Angelica Grivel

SERRA

I RACCONTI DI ANGELICA GRIVEL

Serra. È il cognome di mia madre: cinque lettere che non permettono alla voce di pronunciarle attribuendo loro troppi effluvi di dolcezza

L’incontro centrale di quel doppio avvicendarsi di consonanti uguali, conferisce un’implicita autorevolezza che si fa imperativa quando la parola da muto pensiero diventa suono.

Serra. Ero ancora una ragazzina delle scuole medie quando colsi per la prima volta l’impellenza di possederlo, quel Serra, di farlo mio in termini quasi plastici: vederlo prender forma accanto all’ordinarietà storica del cognome paterno mi dava un’idea vivida di potere che si miscelava anche a una sorta di accezione di difesa. Come a dire che se qualcuno mi avesse conosciuta con addosso anche il cognome di mia madre, avrebbe di certo intuito di me la forte stirpe a cui mi aggrappavo, le persone, le storie e il fascino trascorsi, il tutto racchiuso in quella piccola parola, lo strascico di un nome: Serra.

Così, sancii con me stessa il patto per cui prima o poi nella vita avrei categoricamente aggiunto il cognome di mia madre a quello paterno.

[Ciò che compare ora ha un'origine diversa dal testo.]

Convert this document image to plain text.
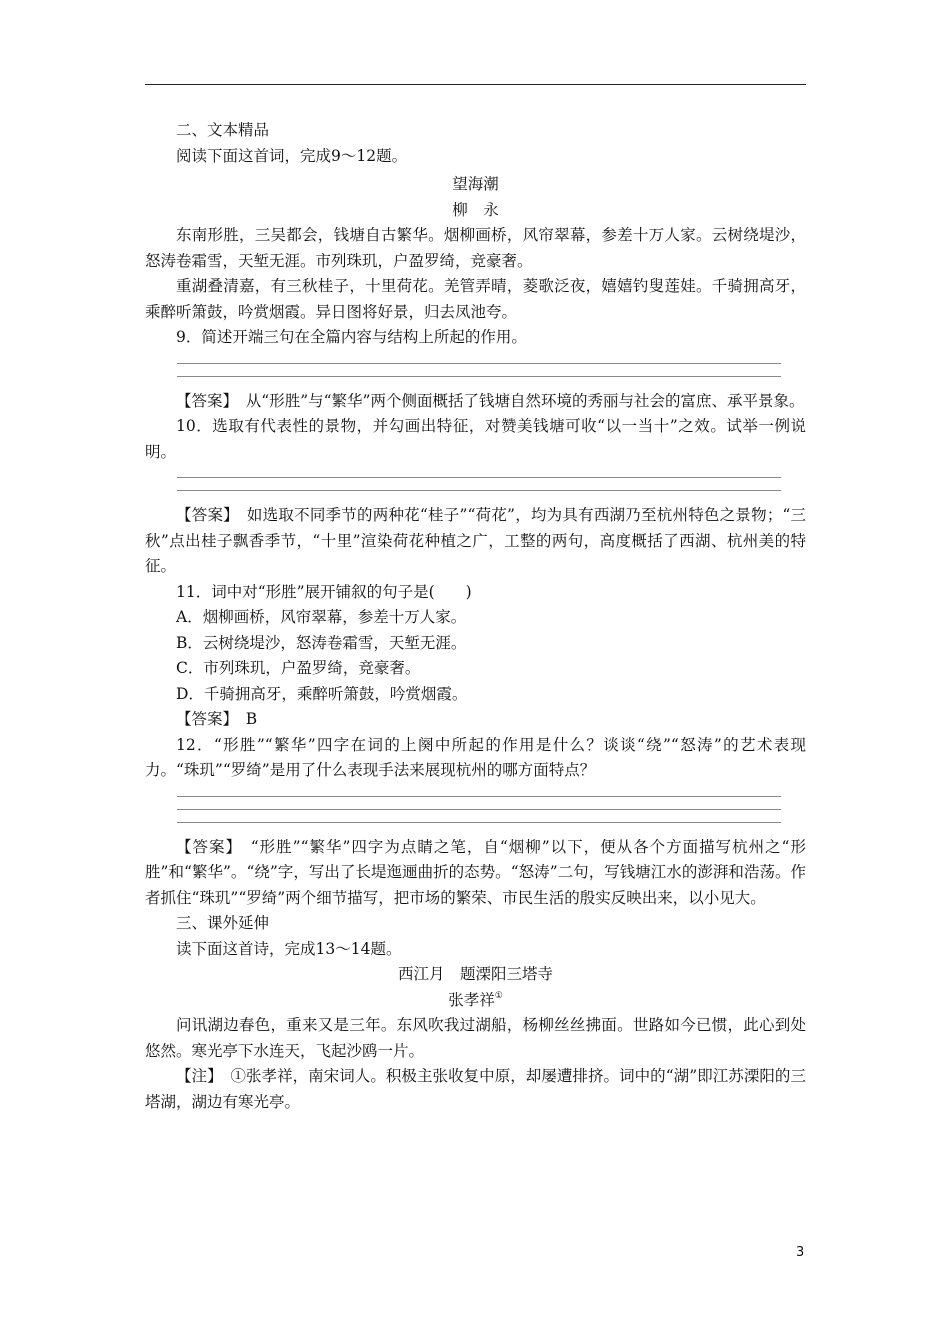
二、文本精品

阅读下面这首词，完成9～12题。

望海潮

柳　永

东南形胜，三吴都会，钱塘自古繁华。烟柳画桥，风帘翠幕，参差十万人家。云树绕堤沙，怒涛卷霜雪，天堑无涯。市列珠玑，户盈罗绮，竞豪奢。

重湖叠清嘉，有三秋桂子，十里荷花。羌管弄晴，菱歌泛夜，嬉嬉钓叟莲娃。千骑拥高牙，乘醉听箫鼓，吟赏烟霞。异日图将好景，归去凤池夸。

9．简述开端三句在全篇内容与结构上所起的作用。

【答案】　 从“形胜”与“繁华”两个侧面概括了钱塘自然环境的秀丽与社会的富庶、承平景象。

10．选取有代表性的景物，并勾画出特征，对赞美钱塘可收“以一当十”之效。试举一例说明。

【答案】　 如选取不同季节的两种花“桂子”“荷花”，均为具有西湖乃至杭州特色之景物；“三秋”点出桂子飘香季节，“十里”渲染荷花种植之广，工整的两句，高度概括了西湖、杭州美的特征。

11．词中对“形胜”展开铺叙的句子是(　　)

A．烟柳画桥，风帘翠幕，参差十万人家。

B．云树绕堤沙，怒涛卷霜雪，天堑无涯。

C．市列珠玑，户盈罗绮，竞豪奢。

D．千骑拥高牙，乘醉听箫鼓，吟赏烟霞。

【答案】　 B

12．“形胜”“繁华”四字在词的上阕中所起的作用是什么？谈谈“绕”“怒涛”的艺术表现力。“珠玑”“罗绮”是用了什么表现手法来展现杭州的哪方面特点？

【答案】　 “形胜”“繁华”四字为点睛之笔，自“烟柳”以下，便从各个方面描写杭州之“形胜”和“繁华”。“绕”字，写出了长堤迤逦曲折的态势。“怒涛”二句，写钱塘江水的澎湃和浩荡。作者抓住“珠玑”“罗绮”两个细节描写，把市场的繁荣、市民生活的殷实反映出来，以小见大。

三、课外延伸

读下面这首诗，完成13～14题。

西江月　题溧阳三塔寺

张孝祥①

问讯湖边春色，重来又是三年。东风吹我过湖船，杨柳丝丝拂面。世路如今已惯，此心到处悠然。寒光亭下水连天，飞起沙鸥一片。

【注】　 ①张孝祥，南宋词人。积极主张收复中原，却屡遭排挤。词中的“湖”即江苏溧阳的三塔湖，湖边有寒光亭。

3
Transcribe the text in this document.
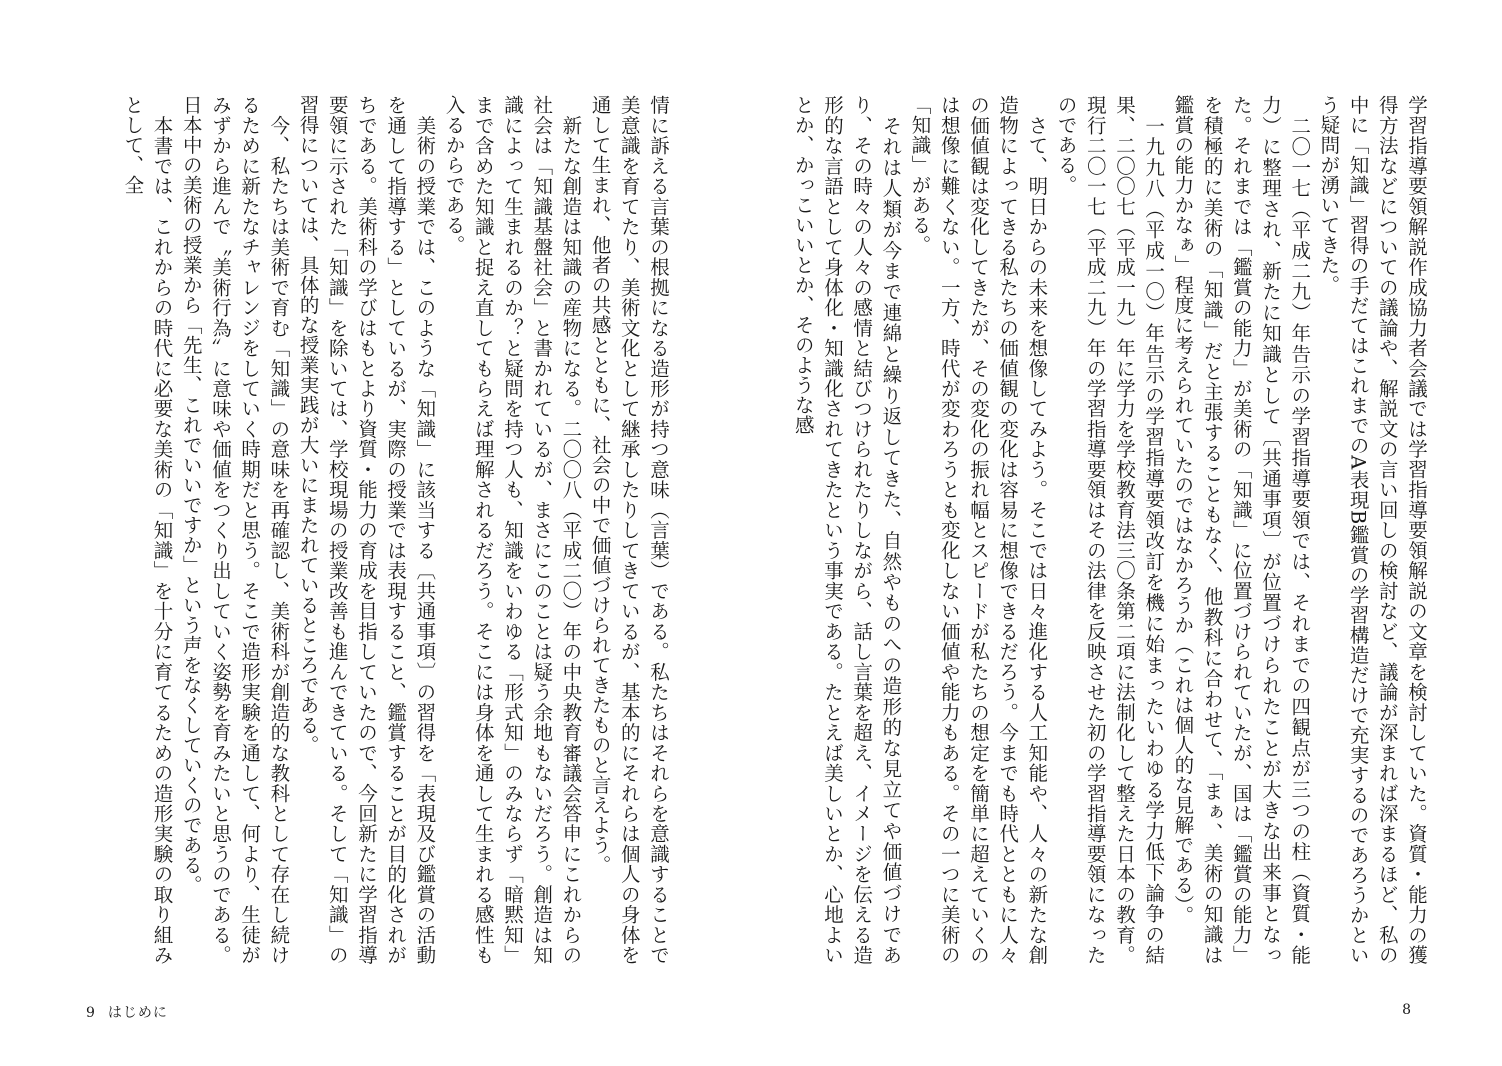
情に訴える言葉の根拠になる造形が持つ意味（言葉）である。私たちはそれらを意識することで美意識を育てたり、美術文化として継承したりしてきているが、基本的にそれらは個人の身体を通して生まれ、他者の共感とともに、社会の中で価値づけられてきたものと言えよう。
　新たな創造は知識の産物になる。二〇〇八（平成二〇）年の中央教育審議会答申にこれからの社会は「知識基盤社会」と書かれているが、まさにこのことは疑う余地もないだろう。創造は知識によって生まれるのか？と疑問を持つ人も、知識をいわゆる「形式知」のみならず「暗黙知」まで含めた知識と捉え直してもらえば理解されるだろう。そこには身体を通して生まれる感性も入るからである。
　美術の授業では、このような「知識」に該当する〔共通事項〕の習得を「表現及び鑑賞の活動を通して指導する」としているが、実際の授業では表現すること、鑑賞することが目的化されがちである。美術科の学びはもとより資質・能力の育成を目指していたので、今回新たに学習指導要領に示された「知識」を除いては、学校現場の授業改善も進んできている。そして「知識」の習得については、具体的な授業実践が大いにまたれているところである。
　今、私たちは美術で育む「知識」の意味を再確認し、美術科が創造的な教科として存在し続けるために新たなチャレンジをしていく時期だと思う。そこで造形実験を通して、何より、生徒がみずから進んで〝美術行為〟に意味や価値をつくり出していく姿勢を育みたいと思うのである。日本中の美術の授業から「先生、これでいいですか」という声をなくしていくのである。
　本書では、これからの時代に必要な美術の「知識」を十分に育てるための造形実験の取り組みとして、全
9 はじめに
学習指導要領解説作成協力者会議では学習指導要領解説の文章を検討していた。資質・能力の獲得方法などについての議論や、解説文の言い回しの検討など、議論が深まれば深まるほど、私の中に「知識」習得の手だてはこれまでのA表現B鑑賞の学習構造だけで充実するのであろうかという疑問が湧いてきた。
　二〇一七（平成二九）年告示の学習指導要領では、それまでの四観点が三つの柱（資質・能力）に整理され、新たに知識として〔共通事項〕が位置づけられたことが大きな出来事となった。それまでは「鑑賞の能力」が美術の「知識」に位置づけられていたが、国は「鑑賞の能力」を積極的に美術の「知識」だと主張することもなく、他教科に合わせて、「まぁ、美術の知識は鑑賞の能力かなぁ」程度に考えられていたのではなかろうか（これは個人的な見解である）。
　一九九八（平成一〇）年告示の学習指導要領改訂を機に始まったいわゆる学力低下論争の結果、二〇〇七（平成一九）年に学力を学校教育法三〇条第二項に法制化して整えた日本の教育。現行二〇一七（平成二九）年の学習指導要領はその法律を反映させた初の学習指導要領になったのである。
　さて、明日からの未来を想像してみよう。そこでは日々進化する人工知能や、人々の新たな創造物によってきる私たちの価値観の変化は容易に想像できるだろう。今までも時代とともに人々の価値観は変化してきたが、その変化の振れ幅とスピードが私たちの想定を簡単に超えていくのは想像に難くない。一方、時代が変わろうとも変化しない価値や能力もある。その一つに美術の「知識」がある。
　それは人類が今まで連綿と繰り返してきた、自然やものへの造形的な見立てや価値づけであり、その時々の人々の感情と結びつけられたりしながら、話し言葉を超え、イメージを伝える造形的な言語として身体化・知識化されてきたという事実である。たとえば美しいとか、心地よいとか、かっこいいとか、そのような感
8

Ahimè, non che sia stato un automatico esaudirsi della mia esigenza frettolosa di veder tutto concluso nell’immediato; sin da subito, infatti, quasi a sondare il grado della mia intraprendenza, una preliminare escursione sulle traiettorie di Internet mi illustra il teorico processo previsto per l’aggiunta del cognome: una sequenza di sconfinate gesta burocratiche con annessi in omaggio mesi di legittimi silenzi, visite affannose in Prefettura e possibili, allarmanti dilatazioni temporali che avrebbero scoraggiato persino la persona più volenterosa e propensa alla pazienza.

Ma la mattina è decisiva, lo intuisco anche solo dal sorriso che sembra porgermi il cielo, solcato a malapena da fili di nubi innocue, abbandonate alla spinta del maestrale che preferisco, insieme timido e forte. La mia corsa comincia alla volta della città alta, tra un bus dall’aria tristemente sgangherata e una fetta in salita secondo il ritmo marziale delle gambe. L’edificio della Prefettura si mostra in tutto il suo contegno palaziale,fronteggiato da alberi che mi danno l’impressione di esser scarni, esangui cittadini come il marciapiede che dà loro dimora. Torturo tra le dita questi moduli che ieri pomeriggio mi son premurata di stampare, compilare e firmare: semplici dati anagrafici, e una manciata di righe nelle quali delineare i motivi a giustificare la mia scelta di annessione del cognome della mamma al mio nome completo. Mi assegnano un numero e mi viene ingiunto qualche minuto di sosta. Attorno a me si annidano modici gruppi di persone.
Angelica Grivel ritratta da Giovanni Gastel Milano - Angelica Grivel Serra ritratta da Giovanni Gastel Non posso fare a meno di intravedere, a calzare molte paia di piedi presenti, troppe infradito, di quelle sintetiche da spiaggia, che la me specializzata nello scagliare critiche disdegna subito come indebite nel contesto. Poco prima che mi convochino dentro uno di quei misteriosi uffici, ho il tempo di correre con gli occhi sui visi di queste persone: ciascuna di loro sembra trascinare con sé il bagaglio di chissà quale stanchezza o delusione, a giudicare dalla stessa espressione amara, di sconfitta, che si aggira genericamente sui volti di tutti. L’ufficio accoglie me e i miei moduli, devo compilare una scheda, ma in un guizzo mi trovo già fuori dall’ingresso, solo per un arrivederci: tra qualche settimana sarò costretta a un ritorno. “Ti contattiamo noi – sentenzia il timbro piatto di una donna che ha tutto l’aspetto di una qualunque bidella di un liceo, con addosso su questo torace abbondante il pizzo vinaccia di una camicia che sa di centrotavola – dovrai ritirare il documento che ti daremo, per poi portarlo in Comune per l’affissione.”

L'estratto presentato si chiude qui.